Department of Hematology, Juntendo University School of Medicine, Tokyo, Japan.
Department of Endocrinology and Metabolism, Tokyo Metropolitan Bokutoh Hospital, Tokyo, Japan.
Cancer Sci. 2021 Jul;112(7):2607-2624. doi: 10.1111/cas.14933. Epub 2021 Jun 11.
Chemotherapy for non-Hodgkin lymphoma (NHL) in the hemodialysis (HD) patient is a challenging situation. Because many drugs are predominantly eliminated by the kidneys, chemotherapy in the HD patient requires special considerations concerning dose adjustments to avoid overdose and toxicities. Conversely, some drugs are removed by HD and may expose the patient to undertreatment, therefore the timing of drug administration in relation to HD sessions must be carefully planned. Also, the metabolites of some drugs show different toxicities and dialysability as compared with the parent drug, therefore this must also be catered for. However, the pharmacokinetics of many chemotherapeutics and their metabolites in HD patients are unknown, and the fact that NHL patients are often treated with distinct multiagent chemotherapy regimens makes the situation more complicated. In a realm where uncertainty prevails, case reports and case series reporting on actual treatment and outcomes are extremely valuable and can aid physicians in decision making from drug selection to dosing. We carried out an exhaustive review of the literature and adopted 48 manuscripts consisting of 66 HD patients undergoing 71 chemotherapy regimens for NHL, summarized the data, and provide recommendations concerning dose adjustments and timing of administration for individual chemotherapeutics where possible. The chemotherapy regimens studied in this review include, but are not limited to, rituximab, cyclophosphamide + vincristine + prednisolone (CVP) and cyclophosphamide + doxorubicin + vincristine + prednisolone (CHOP)-like regimens, chlorambucil, ibrutinib, bendamustine, methotrexate, platinum compounds, cytarabine, gemcitabine, etoposide, ifosfamide, melphalan, busulfan, fludarabine, mogamulizumab, brentuximab vedotin, and Y-ibritumomab tiuxetan.

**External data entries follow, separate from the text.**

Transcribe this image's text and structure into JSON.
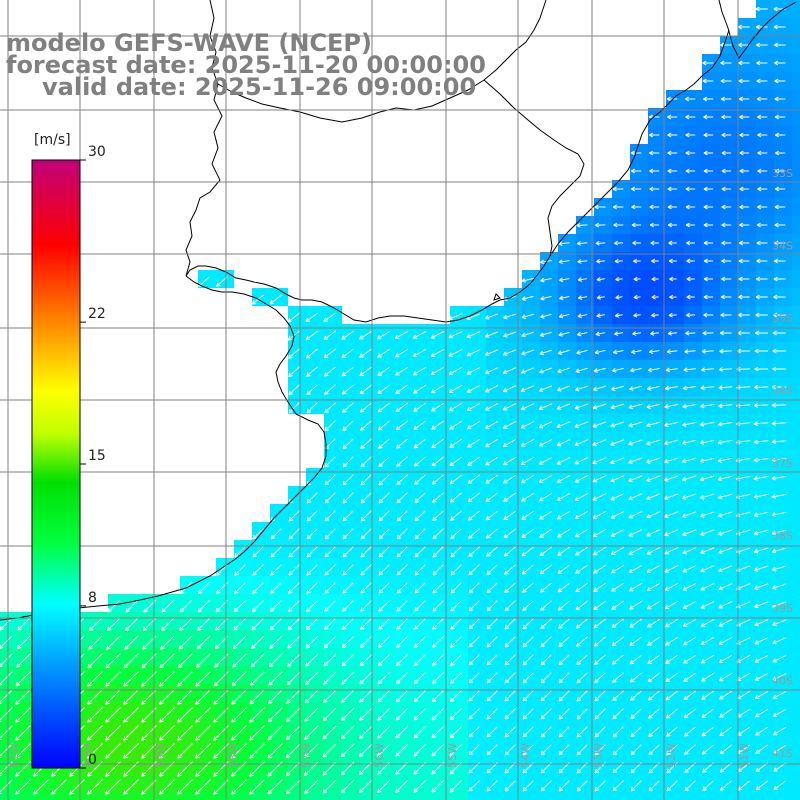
{
  "header": {
    "line1": "modelo GEFS-WAVE (NCEP)",
    "line2": "forecast date: 2025-11-20 00:00:00",
    "line3": "valid date: 2025-11-26 09:00:00"
  },
  "colorbar": {
    "unit": "[m/s]",
    "ticks": [
      {
        "label": "30",
        "value": 30
      },
      {
        "label": "22",
        "value": 22
      },
      {
        "label": "15",
        "value": 15
      },
      {
        "label": "8",
        "value": 8
      },
      {
        "label": "0",
        "value": 0
      }
    ],
    "min": 0,
    "max": 30,
    "colors": [
      "#0000ff",
      "#00aaff",
      "#00ffff",
      "#00ff00",
      "#ffff00",
      "#ff8000",
      "#ff0000",
      "#c8007a"
    ]
  },
  "grid": {
    "lat_labels": [
      "33S",
      "34S",
      "35S",
      "36S",
      "37S",
      "38S",
      "39S",
      "40S",
      "41S"
    ],
    "lon_labels": [
      "61W",
      "60W",
      "59W",
      "58W",
      "57W",
      "56W",
      "55W",
      "54W",
      "53W",
      "52W",
      "51W"
    ]
  },
  "colors": {
    "land": "#ffffff",
    "coast": "#000000",
    "gridline": "#808080",
    "arrow": "#ffffff",
    "title": "#808080"
  }
}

血液透析(HD)患者的非霍奇金淋巴瘤(NHL)化疗是一个具有挑战性的情况。由于许多药物主要通过肾脏消除,因此 HD 患者的化疗需要特别考虑剂量调整,以避免药物过量和毒性。相反,一些药物通过 HD 清除,可能导致患者治疗不足,因此必须仔细计划药物给药与 HD 治疗的时间关系。此外,与母体药物相比,一些药物的代谢物具有不同的毒性和可透析性,因此也必须考虑到这一点。然而,许多化疗药物及其代谢物在 HD 患者中的药代动力学尚不清楚,而且 NHL 患者通常接受不同的多药化疗方案治疗,这使得情况更加复杂。在这种不确定的情况下,关于实际治疗和结果的病例报告和病例系列报告非常有价值,可以帮助医生在药物选择到剂量调整方面做出决策。我们对文献进行了详尽的回顾,并采用了 48 篇手稿,其中包括 66 例接受 NHL 化疗的 HD 患者的 71 种化疗方案,总结了数据,并尽可能针对个别化疗药物提供剂量调整和给药时间的建议。本综述中研究的化疗方案包括但不限于利妥昔单抗、环磷酰胺+长春新碱+泼尼松(CVP)和环磷酰胺+多柔比星+长春新碱+泼尼松(CHOP)样方案、苯丁酸氮芥、伊布替尼、苯达莫司汀、甲氨蝶呤、铂类化合物、阿糖胞苷、吉西他滨、依托泊苷、异环磷酰胺、美法仑、白消安、氟达拉滨、莫格珠单抗、 Brentuximab vedotin 和 Y-ibritumomab tiuxetan。